Time Series ML Simulation

Two end-to-end time-series machine learning modeling scenarios built on synthetic data:

RMA Freight Forecasting — GRU recurrent network and Facebook Prophet for shipping weight prediction
Network Event Classification — K-means clustering with Latent Semantic Analysis (LSA) for unsupervised log categorization

Both pipelines run from data generation through model training, evaluation, and a FastAPI serving layer.

Blog Post

For a detailed walkthrough of the design decisions, code architecture, and results from this project, read the companion blog post:

Someone Else Owns my Best Code, So I Wrote It All Again: covers the full lifecycle from synthetic data generation through GRU and Prophet model training to the FastAPI serving layer, with code snippets and references throughout.

Quick Start

# Install dependencies
pip install -r requirements.txt

# Run the complete pipeline
python scripts/01_generate_data.py
python scripts/02_explore_data.py
python scripts/03_train_rma_model.py
python scripts/03b_train_rma_prophet.py
python scripts/04_train_clustering_model.py
python scripts/05_evaluate_models.py
python scripts/06_export_for_serving.py

# Start API server (optional)
uvicorn mlops.serving.app:app --host 0.0.0.0 --port 8000

Dataset Variants

The data generation script supports presets for creating different dataset configurations:

# List available presets
python scripts/01_generate_data.py --list-presets

# Generate a named variant from a preset
python scripts/01_generate_data.py -n small -p small --save-config

# Override specific parameters via CLI
python scripts/01_generate_data.py -n custom --rma-rows 10000 --event-rows 5000

# Train on a named variant
python scripts/03_train_rma_model.py -d small
python scripts/05_evaluate_models.py -d small

Preset	RMA Rows	Event Rows	Description
`baseline`	50,000	30,000	Default configuration
`small`	5,000	3,000	Quick iteration and testing
`high_anomaly`	50,000	30,000	Elevated anomaly rates
`imbalanced`	50,000	30,000	Skewed class distributions
`noisy`	50,000	30,000	Added noise to features

Synthetic Data

Both datasets are generated from scratch by 01_generate_data.py with controlled random seeds for reproducibility.
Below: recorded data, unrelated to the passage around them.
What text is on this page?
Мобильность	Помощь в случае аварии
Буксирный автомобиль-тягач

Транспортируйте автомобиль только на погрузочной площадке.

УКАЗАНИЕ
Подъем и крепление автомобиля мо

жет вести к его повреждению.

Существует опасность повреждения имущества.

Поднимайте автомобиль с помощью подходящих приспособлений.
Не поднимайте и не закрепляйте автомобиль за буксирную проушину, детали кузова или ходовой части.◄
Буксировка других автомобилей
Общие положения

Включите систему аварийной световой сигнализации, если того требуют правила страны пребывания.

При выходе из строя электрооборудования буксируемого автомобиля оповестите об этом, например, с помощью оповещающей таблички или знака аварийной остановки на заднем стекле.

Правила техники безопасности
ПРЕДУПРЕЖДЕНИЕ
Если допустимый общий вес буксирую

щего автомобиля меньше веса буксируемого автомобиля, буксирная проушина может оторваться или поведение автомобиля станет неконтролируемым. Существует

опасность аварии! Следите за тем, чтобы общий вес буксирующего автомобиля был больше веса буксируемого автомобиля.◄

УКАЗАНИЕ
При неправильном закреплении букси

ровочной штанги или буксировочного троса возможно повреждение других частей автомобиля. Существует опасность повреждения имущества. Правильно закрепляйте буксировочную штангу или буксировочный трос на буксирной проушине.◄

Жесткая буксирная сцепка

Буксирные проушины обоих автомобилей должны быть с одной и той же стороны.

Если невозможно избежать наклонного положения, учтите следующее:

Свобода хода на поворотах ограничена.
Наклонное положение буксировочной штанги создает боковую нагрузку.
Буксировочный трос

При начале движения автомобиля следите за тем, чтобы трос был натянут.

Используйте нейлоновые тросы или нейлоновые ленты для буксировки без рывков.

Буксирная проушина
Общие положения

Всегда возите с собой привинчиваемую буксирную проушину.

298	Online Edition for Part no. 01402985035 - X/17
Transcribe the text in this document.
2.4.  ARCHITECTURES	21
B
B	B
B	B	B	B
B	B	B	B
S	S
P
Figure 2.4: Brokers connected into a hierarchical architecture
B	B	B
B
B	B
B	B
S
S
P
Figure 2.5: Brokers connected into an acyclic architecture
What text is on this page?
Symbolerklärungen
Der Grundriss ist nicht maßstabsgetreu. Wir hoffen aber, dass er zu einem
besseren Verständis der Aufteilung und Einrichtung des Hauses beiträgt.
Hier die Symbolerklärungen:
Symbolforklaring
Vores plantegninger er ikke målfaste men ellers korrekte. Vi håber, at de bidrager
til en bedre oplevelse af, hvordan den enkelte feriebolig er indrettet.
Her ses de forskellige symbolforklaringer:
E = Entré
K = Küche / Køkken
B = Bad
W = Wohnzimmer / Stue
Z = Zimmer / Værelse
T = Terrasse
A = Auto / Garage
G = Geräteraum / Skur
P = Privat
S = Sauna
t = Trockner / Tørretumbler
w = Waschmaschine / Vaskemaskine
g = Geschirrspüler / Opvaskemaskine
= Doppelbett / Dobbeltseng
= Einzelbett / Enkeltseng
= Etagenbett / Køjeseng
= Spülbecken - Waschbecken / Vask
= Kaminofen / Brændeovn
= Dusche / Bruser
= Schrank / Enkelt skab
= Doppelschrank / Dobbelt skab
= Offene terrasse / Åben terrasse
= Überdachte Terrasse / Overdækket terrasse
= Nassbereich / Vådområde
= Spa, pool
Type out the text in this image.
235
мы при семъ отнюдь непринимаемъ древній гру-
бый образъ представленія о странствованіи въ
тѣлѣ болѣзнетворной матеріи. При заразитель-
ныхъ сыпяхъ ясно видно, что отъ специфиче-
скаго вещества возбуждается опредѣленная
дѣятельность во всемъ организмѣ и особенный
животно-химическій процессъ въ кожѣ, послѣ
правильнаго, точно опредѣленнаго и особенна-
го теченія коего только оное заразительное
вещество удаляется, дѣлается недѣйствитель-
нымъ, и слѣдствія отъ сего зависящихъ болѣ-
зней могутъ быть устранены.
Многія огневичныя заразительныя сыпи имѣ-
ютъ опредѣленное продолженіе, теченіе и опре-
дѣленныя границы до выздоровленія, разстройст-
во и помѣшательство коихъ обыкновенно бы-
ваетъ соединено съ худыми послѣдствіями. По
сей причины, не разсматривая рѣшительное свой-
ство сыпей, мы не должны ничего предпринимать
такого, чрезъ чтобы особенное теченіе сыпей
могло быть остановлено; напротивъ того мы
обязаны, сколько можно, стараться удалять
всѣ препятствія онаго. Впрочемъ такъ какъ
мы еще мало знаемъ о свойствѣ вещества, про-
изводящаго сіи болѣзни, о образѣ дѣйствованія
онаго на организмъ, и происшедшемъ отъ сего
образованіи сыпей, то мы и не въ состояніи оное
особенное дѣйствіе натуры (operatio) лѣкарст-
See data/README.md for full column schemas and statistics.

RMA Shipping Data (`data/raw/rma_shipping_data.csv`)

~50,000 records over 2 years simulating RMA shipping activity across 5 regions and 15 SKU categories. Embedded patterns include weekly seasonality (lower weekend volume), month/quarter-end spikes, regional growth trends (APAC +8%/year), and urgency-correlated shipping methods.

Network Events Data (`data/raw/network_events.csv`)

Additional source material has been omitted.